E isso mesmo ou só impressão? — Ela sentiu o coração pesado.
— Tem razão. Vim dizer adeus a você e a Timmy. E entregar-lhe isto. —
Ele tocou no bolso do casaco e passou uma fotografia a Lily.
— Do que se trata?
Ela examinou a imagem dela e de Timmy.
— Margie Schubert me pediu que lhe desse a foto.
— Como assim? — Lily condoeu-se, mas também teve raiva daquela
prova da traição de Michael.
— Sinto muito. Na hora em que percebi as más intenções de Adam e seu
passado de crimes, deveria ter-lhe contado que havia desistido de servi-lo e
passaria a ajudar você.
— Sim, deveria.
— Não imagina como lamento minha atitude — ele confessou, deslizando
os dedos pelos cabelos revoltos. Cabisbaixo, Michael parecia alguém que tinha
perdido a alma para o diabo. — Tomara que acredite. Jamais eu iria ferir você
ou o menino.
— Acredito, Michael, mas sua mentira ainda dói. Podia ter-me contado.
— Agora percebo o equívoco. Na hora, pensei que fazia a coisa certa.
— Foi falta de confiança de sua parte. Eu teria compreendido.
No entanto, ela também não era culpada por mentir? Lily arrependia-se
de não ter confiado em Michael a ponto de lhe ocultar a existência do disquete.
— Bem, acho que nós dois tivemos receio de confiar um no outro. No
meu caso, porém, apesar que querer proteger você, eu quase causei sua
morte.
— Já disse, Michael. Não aconteceu. Estou viva e bem. Melhor do que
antes, pois agora não tenho medo do futuro.
— Que bom! — Ele se animou e recolheu a bengala.
— Fico feliz por você. Se algum dia me perdoar... Gostaria de me
despedir de Timmy.
— Claro. Vou chamá-lo.
Enquanto observava como a simpatia de Michael preenchia os corações
de Timmy e Gertrudes, Lily sentiu a dor da frustração no fundo de seu ser.
Amava aquele homem, sabia que ele a queria também, mas era teimoso
demais para reconhecê-lo. A raiva se infiltrou no íntimo de Lily quando
concluiu que os dois só não ficavam juntos por estarem soterrados sob uma
montanha de culpa.
Apoiado na bengala, Michael encerrou as despedidas e dirigiu-se à porta
para partir. Foi um momento crítico. Ele estava prestes a sair daquela casa e
da vida de Lily. Por ter cometido tantos equívocos em sua existência, ela temia
o futuro, ao contrário do que apregoava. A idéia de ver-se sozinha no mundo
era insuportável. Se não quisesse amargar mais um erro, procuraria reter
Michael, confessando que o amava. Caso ele a rejeitasse, tudo bem.
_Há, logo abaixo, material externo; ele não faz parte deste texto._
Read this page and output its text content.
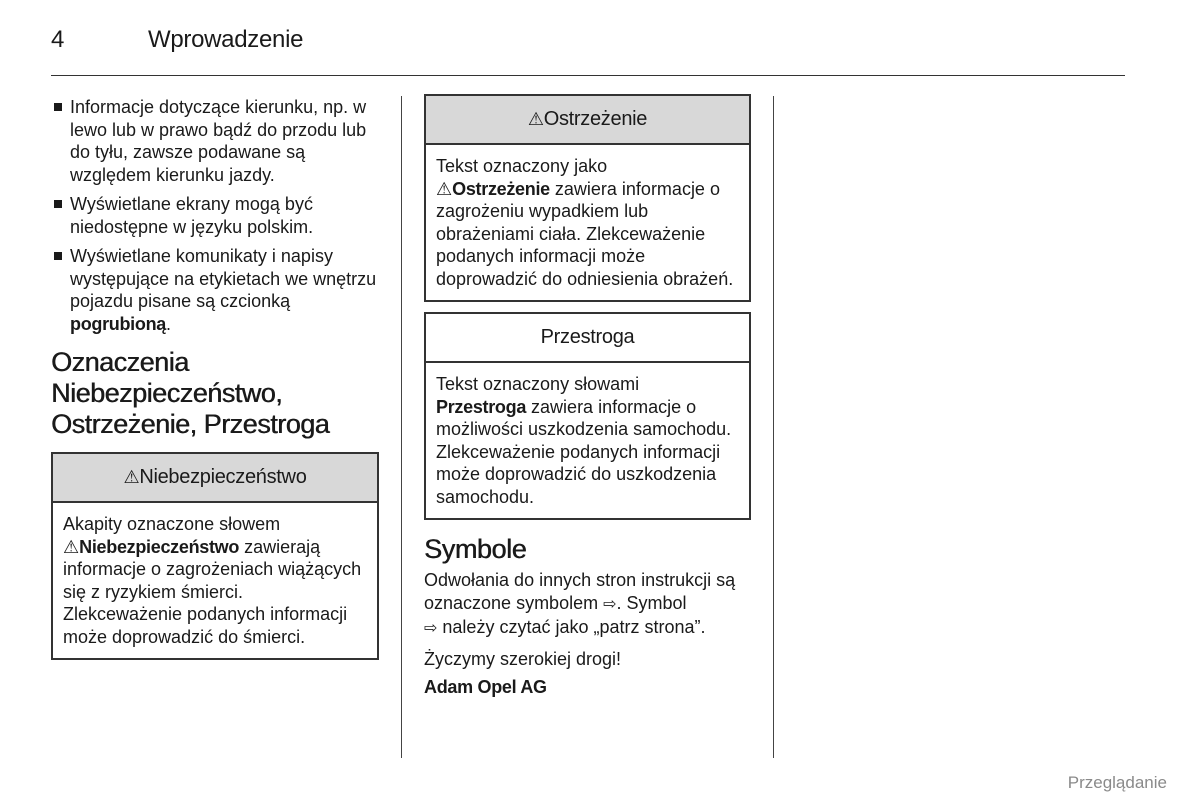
4	Wprowadzenie
Informacje dotyczące kierunku, np. w lewo lub w prawo bądź do przodu lub do tyłu, zawsze podawane są względem kierunku jazdy.
Wyświetlane ekrany mogą być niedostępne w języku polskim.
Wyświetlane komunikaty i napisy występujące na etykietach we wnętrzu pojazdu pisane są czcionką pogrubioną.
Oznaczenia
Niebezpieczeństwo,
Ostrzeżenie, Przestroga
⚠Niebezpieczeństwo
Akapity oznaczone słowem
⚠Niebezpieczeństwo zawierają informacje o zagrożeniach wiążących się z ryzykiem śmierci. Zlekceważenie podanych informacji może doprowadzić do śmierci.
⚠Ostrzeżenie
Tekst oznaczony jako
⚠Ostrzeżenie zawiera informacje o zagrożeniu wypadkiem lub obrażeniami ciała. Zlekceważenie podanych informacji może doprowadzić do odniesienia obrażeń.
Przestroga
Tekst oznaczony słowami
Przestroga zawiera informacje o możliwości uszkodzenia samochodu. Zlekceważenie podanych informacji może doprowadzić do uszkodzenia samochodu.
Symbole

Odwołania do innych stron instrukcji są oznaczone symbolem ⇨. Symbol
⇨ należy czytać jako „patrz strona”.

Życzymy szerokiej drogi!

Adam Opel AG
Przeglądanie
Desfrutaria ao menos a satisfação de ter tentado.
Lily suspirou fundo, disposta a correr o risco de ser feliz.
— Gertrudes, pode levar Timmy de volta ao quarto? Preciso de um
momento a sós com Michael, antes que ele se vá.
A velha amiga percebeu tudo e acatou o pedido.
— Michael, diga-me uma coisa. Quando falou que me amava, era
verdade? A noite que passamos juntos marcou você como a mim? Porque eu o
amo para valer, seu tolo.
Com os lábios trêmulos, Michael articulou a resposta.
— Eu nunca contei a Adam onde você estava. Ele deduziu.
— Não respondeu as minhas perguntas. A parte referente a amor entre
nós dois era mentira?
— Não, eu amo você de verdade. Muito. Completamente. Vou me sentir
perdido sem você.
Essas palavras foram um bálsamo para a alma estremecida de Lily.
— Então, por que está me deixando?
— Jesus! Como pode me perguntar isso? — Ele bateu nervosamente a
bengala no chão. — Veja o que eu fiz. Um homem supostamente protege
aqueles que ama. Em vez disso, quase causei sua morte e a de Timmy.
— Mas não causou, percebe? — Lily teve de elevar o tom na busca de
convencer Michael que ele não era culpado de nada. — Estamos bem, eu e
meu filho. E adoramos você.
Ele manteve o olhar estupefato no rosto suave de Lily.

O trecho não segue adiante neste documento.